T. C. Boyle - Blue Skies

3 Beiträge ▪ Schlüsselwörter: Gegenwartsliteratur, Science Fiction ▪ Abonnieren: Feed E-Mail
Seite 1 von 1

T. C. Boyle - Blue Skies

16.02.2025 um 23:49
Boyle-Blue Skies

Dieser Roman von T. C. Boyle aus 2023 erscheint mir ein Zettelkastenprodukt zu sein. Die Klammer bilden die Auswirkungen der Klimaerwärmung auf Kalifornien (trocknet aus und ist von Waldbränden geplagt) und Florida (heiß und nass mit steigendem Meeresspiegel), gespiegelt anhand einer Familie: Ottilie und Frank (Eltern in Kalifornien), Catherine "Cat" (Tochter in Florida und Hauptfigur) sowie Cooper (Sohn, lebt in Kalifornien). Deren Geschichten wirken sehr zusammengestoppelt.
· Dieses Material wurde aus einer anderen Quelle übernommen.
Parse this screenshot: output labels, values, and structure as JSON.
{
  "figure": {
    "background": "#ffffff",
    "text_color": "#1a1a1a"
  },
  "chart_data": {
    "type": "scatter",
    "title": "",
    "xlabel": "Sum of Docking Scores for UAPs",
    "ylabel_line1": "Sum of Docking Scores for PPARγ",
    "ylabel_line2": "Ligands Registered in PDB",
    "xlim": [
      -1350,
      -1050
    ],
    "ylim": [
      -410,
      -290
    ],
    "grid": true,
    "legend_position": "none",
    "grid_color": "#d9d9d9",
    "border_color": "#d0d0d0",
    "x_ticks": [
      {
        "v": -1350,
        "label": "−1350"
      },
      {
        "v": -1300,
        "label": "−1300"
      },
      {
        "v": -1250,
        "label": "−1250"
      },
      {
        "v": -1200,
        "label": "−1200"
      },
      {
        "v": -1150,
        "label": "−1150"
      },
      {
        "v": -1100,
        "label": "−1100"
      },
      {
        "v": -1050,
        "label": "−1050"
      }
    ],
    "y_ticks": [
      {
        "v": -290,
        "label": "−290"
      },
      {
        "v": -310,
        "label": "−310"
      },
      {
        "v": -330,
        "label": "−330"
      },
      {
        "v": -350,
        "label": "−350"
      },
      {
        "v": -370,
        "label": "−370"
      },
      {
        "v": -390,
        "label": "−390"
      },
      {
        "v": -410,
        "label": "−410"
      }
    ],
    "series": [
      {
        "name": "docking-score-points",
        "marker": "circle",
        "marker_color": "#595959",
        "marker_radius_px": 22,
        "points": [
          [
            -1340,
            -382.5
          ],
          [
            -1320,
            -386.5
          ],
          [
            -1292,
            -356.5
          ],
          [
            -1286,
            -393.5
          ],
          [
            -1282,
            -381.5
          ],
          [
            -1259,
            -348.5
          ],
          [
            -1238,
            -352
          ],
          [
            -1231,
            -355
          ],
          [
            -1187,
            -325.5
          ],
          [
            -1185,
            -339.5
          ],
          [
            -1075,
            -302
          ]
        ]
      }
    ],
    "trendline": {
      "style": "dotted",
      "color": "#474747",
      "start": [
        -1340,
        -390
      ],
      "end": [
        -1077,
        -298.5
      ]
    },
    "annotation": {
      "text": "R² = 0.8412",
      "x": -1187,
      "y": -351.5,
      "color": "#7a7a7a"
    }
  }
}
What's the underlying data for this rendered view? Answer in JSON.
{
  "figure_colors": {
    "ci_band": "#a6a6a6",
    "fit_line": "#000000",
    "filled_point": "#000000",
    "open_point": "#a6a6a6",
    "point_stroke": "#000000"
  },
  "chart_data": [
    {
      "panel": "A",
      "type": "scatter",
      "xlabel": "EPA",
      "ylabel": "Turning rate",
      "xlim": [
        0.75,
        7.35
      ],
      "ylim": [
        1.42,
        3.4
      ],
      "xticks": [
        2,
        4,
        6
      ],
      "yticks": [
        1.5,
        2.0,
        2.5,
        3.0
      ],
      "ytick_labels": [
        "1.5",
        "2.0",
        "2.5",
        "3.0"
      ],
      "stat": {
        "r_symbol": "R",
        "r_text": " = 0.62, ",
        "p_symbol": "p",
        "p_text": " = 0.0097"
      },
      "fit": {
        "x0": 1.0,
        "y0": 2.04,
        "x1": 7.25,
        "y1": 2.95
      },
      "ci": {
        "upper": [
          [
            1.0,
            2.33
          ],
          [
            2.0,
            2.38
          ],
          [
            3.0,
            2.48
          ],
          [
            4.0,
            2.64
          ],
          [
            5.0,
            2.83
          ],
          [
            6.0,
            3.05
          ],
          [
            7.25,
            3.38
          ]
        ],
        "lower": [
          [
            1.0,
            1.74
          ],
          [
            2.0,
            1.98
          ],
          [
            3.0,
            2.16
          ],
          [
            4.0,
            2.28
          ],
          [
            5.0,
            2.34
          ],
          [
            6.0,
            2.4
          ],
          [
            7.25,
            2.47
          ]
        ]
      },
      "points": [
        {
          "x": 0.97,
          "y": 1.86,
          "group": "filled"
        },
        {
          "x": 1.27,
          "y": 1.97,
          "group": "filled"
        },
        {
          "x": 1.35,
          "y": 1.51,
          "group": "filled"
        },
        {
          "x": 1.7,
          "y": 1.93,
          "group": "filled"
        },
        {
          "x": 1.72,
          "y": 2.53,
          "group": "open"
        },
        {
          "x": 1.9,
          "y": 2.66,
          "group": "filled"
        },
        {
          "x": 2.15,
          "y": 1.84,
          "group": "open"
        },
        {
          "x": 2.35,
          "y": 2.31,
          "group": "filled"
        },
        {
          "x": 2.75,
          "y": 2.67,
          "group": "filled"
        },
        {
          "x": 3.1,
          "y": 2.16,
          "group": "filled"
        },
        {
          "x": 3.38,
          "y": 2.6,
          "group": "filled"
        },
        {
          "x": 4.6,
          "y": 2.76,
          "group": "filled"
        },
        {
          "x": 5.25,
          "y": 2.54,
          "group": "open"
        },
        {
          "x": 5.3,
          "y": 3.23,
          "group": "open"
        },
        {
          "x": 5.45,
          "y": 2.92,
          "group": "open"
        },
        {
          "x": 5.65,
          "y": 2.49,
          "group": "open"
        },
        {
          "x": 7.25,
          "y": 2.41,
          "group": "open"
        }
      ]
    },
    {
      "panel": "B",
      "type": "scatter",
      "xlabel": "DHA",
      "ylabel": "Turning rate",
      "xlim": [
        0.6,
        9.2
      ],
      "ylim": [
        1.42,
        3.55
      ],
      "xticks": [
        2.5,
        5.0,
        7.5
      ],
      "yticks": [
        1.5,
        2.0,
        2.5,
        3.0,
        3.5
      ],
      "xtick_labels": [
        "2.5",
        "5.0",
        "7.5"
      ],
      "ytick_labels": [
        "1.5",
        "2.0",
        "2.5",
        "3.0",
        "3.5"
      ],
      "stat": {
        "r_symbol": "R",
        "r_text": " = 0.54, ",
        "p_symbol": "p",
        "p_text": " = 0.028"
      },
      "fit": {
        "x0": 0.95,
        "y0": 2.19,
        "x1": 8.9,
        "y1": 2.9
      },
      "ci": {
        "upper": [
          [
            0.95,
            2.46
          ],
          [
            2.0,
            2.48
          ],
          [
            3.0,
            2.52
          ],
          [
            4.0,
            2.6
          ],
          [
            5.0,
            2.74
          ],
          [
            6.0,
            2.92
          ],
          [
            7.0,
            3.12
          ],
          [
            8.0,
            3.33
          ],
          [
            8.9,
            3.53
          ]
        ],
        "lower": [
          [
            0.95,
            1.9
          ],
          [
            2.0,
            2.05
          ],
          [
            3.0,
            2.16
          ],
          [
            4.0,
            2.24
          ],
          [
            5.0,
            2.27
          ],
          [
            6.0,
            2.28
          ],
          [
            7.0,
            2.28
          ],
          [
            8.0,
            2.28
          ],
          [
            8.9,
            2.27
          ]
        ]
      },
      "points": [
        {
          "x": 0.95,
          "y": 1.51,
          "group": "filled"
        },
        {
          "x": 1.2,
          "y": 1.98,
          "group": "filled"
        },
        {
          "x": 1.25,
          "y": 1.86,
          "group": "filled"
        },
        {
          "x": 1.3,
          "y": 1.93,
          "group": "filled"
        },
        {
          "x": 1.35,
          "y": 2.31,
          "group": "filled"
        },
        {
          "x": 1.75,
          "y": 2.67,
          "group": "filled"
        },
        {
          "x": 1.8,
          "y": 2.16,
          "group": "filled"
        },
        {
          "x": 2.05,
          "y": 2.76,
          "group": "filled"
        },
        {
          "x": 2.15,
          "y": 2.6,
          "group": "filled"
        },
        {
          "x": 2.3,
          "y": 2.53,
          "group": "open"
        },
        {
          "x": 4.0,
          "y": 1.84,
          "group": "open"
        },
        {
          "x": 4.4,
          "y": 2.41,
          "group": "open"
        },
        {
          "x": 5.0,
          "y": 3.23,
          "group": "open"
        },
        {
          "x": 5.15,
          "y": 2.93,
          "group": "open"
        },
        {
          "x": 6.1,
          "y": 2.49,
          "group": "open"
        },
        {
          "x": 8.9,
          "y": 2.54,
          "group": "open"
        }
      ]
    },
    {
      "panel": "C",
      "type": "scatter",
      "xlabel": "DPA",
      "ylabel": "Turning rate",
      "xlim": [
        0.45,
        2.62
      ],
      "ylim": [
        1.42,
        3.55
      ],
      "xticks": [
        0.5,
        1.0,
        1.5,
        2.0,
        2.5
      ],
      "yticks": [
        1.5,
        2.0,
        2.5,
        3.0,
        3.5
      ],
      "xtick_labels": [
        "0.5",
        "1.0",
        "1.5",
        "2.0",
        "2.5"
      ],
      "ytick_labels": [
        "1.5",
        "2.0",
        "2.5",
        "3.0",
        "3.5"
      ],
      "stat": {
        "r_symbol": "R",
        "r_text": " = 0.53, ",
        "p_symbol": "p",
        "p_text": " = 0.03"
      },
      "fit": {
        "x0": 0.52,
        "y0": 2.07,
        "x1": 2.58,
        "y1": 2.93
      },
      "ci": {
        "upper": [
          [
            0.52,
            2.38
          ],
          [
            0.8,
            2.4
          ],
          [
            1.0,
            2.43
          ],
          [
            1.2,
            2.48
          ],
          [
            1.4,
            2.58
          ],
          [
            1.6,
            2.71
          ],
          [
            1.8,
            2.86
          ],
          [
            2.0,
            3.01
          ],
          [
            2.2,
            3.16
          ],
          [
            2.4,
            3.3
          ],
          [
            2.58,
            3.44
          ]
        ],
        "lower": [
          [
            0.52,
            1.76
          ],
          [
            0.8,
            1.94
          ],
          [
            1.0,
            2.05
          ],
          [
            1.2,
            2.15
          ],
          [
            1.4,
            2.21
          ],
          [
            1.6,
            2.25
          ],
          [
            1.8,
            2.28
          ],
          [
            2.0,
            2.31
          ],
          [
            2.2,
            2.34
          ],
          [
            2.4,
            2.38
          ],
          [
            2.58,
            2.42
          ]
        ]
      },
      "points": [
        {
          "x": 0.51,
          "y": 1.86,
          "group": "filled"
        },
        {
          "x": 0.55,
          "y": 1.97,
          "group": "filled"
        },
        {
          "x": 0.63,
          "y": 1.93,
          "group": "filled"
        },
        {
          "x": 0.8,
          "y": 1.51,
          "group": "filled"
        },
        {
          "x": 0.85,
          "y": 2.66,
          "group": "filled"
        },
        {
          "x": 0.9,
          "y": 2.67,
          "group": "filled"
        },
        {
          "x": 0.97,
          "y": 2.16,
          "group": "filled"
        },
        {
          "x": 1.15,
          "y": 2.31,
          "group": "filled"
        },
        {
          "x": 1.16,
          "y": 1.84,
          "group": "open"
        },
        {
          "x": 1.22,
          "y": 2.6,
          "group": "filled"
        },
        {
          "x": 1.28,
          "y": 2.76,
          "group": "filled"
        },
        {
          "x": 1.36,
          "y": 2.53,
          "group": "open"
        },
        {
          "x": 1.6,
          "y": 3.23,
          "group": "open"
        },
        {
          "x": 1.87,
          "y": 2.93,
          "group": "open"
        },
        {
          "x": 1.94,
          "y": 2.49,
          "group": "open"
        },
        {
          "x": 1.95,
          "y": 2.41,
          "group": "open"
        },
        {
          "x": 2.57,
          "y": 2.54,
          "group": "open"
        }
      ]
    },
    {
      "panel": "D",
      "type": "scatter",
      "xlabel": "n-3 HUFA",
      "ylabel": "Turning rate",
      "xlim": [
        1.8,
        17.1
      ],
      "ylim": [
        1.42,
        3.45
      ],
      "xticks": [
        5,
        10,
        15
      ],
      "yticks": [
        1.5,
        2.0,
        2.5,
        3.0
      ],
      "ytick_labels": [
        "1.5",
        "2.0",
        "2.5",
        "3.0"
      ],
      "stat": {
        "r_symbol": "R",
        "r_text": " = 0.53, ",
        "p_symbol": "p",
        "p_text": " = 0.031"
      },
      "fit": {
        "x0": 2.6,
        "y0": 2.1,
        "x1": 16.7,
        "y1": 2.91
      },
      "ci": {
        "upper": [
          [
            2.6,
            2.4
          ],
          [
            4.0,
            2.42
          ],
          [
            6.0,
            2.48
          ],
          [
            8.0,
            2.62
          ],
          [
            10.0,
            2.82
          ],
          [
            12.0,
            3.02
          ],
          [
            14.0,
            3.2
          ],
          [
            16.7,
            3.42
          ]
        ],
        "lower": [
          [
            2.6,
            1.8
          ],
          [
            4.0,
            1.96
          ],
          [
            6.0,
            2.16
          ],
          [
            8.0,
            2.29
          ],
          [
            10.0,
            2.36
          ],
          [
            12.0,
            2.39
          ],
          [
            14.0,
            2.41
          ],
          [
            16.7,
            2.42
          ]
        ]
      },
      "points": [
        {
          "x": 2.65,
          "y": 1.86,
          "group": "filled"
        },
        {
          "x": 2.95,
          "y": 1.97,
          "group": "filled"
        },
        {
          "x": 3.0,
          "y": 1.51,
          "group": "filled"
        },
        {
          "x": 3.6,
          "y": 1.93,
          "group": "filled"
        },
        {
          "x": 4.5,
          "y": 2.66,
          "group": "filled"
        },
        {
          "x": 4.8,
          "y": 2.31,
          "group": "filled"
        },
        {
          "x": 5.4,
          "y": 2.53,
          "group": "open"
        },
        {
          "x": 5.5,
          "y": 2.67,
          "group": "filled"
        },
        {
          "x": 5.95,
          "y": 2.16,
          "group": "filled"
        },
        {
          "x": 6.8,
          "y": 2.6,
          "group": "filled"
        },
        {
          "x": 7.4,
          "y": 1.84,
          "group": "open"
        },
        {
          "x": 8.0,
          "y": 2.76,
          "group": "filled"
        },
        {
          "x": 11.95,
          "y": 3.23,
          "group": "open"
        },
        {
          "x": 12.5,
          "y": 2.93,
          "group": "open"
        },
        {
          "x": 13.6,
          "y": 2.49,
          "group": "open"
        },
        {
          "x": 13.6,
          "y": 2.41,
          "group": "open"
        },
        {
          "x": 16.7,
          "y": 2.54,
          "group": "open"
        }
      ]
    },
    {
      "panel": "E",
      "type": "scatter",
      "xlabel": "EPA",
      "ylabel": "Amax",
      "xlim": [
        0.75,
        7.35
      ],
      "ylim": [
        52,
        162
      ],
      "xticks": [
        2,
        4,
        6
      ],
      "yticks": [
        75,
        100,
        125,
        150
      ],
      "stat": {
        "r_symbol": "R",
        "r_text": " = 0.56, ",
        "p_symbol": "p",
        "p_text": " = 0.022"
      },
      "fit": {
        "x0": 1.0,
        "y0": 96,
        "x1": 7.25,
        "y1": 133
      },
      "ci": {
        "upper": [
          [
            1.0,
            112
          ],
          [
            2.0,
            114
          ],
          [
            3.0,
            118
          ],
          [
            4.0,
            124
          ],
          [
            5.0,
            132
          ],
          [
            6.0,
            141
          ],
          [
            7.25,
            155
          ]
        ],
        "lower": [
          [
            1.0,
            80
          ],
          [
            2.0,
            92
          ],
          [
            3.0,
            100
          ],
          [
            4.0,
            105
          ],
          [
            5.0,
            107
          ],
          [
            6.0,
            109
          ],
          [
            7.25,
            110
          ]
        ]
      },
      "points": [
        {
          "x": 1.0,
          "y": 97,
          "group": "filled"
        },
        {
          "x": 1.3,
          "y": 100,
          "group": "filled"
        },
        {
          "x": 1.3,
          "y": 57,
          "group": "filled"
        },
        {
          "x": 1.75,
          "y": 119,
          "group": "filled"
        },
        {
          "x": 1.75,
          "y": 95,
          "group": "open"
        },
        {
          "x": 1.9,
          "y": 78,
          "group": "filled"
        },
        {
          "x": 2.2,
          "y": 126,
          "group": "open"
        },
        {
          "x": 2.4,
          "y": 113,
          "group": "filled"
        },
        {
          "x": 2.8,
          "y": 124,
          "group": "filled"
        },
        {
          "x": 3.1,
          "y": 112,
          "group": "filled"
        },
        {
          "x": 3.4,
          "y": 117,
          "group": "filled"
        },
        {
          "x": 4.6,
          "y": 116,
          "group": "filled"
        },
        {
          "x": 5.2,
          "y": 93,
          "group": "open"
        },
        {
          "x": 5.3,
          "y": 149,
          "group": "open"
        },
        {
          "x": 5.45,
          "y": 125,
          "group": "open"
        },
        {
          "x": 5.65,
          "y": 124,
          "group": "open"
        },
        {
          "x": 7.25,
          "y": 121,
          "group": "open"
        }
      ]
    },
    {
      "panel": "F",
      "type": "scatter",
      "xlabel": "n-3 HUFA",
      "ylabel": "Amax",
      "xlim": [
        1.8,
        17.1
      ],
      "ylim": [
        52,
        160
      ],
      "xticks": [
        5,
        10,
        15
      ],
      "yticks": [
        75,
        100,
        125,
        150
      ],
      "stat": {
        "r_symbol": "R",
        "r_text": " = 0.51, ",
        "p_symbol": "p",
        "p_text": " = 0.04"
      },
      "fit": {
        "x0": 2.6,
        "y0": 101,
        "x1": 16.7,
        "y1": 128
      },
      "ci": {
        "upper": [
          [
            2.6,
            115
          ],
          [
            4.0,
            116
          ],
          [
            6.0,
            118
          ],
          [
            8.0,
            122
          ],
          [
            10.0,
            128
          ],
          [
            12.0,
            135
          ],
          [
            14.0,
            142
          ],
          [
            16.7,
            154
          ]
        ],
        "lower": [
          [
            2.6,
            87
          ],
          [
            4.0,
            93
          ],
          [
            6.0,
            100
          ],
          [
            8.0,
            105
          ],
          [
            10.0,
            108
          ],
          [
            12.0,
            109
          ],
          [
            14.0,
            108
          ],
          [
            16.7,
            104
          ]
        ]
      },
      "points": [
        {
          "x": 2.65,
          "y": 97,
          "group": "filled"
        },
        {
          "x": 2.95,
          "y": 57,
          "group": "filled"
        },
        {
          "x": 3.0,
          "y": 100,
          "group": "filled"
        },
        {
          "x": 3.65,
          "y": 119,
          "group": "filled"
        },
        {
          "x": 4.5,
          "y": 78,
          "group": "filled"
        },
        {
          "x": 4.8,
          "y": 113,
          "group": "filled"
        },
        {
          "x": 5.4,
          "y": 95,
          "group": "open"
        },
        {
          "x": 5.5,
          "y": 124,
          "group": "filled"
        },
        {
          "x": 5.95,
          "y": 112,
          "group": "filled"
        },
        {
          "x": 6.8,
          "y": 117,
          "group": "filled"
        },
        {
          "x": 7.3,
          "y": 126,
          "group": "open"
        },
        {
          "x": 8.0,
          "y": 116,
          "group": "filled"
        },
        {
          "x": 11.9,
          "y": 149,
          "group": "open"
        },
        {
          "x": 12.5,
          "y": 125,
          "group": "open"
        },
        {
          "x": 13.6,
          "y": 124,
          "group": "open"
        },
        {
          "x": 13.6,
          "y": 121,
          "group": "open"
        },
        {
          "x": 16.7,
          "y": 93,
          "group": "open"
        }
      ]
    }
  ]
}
  • Cat: Sie ist mit Todd, einem Bacardi-Botschafter mit Tesla, verheiratet und lebt in einem von ihm bezahlten Strandhaus bei Jacksonville, Florida, und trinkt. Als Haustiere hält sie zwei Tigerpython und eines dieser Tiere tötet eine ihrer nicht erwünschten Zwillingstöchter. Von der Anklage wegen fahrlässiger Tötung wird sie freigesprochen, doch Todd verlässt sie und überlässt ihr das Strandhaus. Ihr neuer Partner wird der Schlangenverkäufer, den sie aber verlässt, als dessen Bruder zwei seltene Silberboa von den Bahamas in die USA schmuggeln will und damit ihren Urlaub versaut. Das Strandhaus wird immer öfter von Fluten unterspült und bricht schließlich nach einem Termitenschaden zusammen, als die überlebende Tochter bereits im schulpflichtigen Alter ist. Damit endet ihre Geschichte im Roman.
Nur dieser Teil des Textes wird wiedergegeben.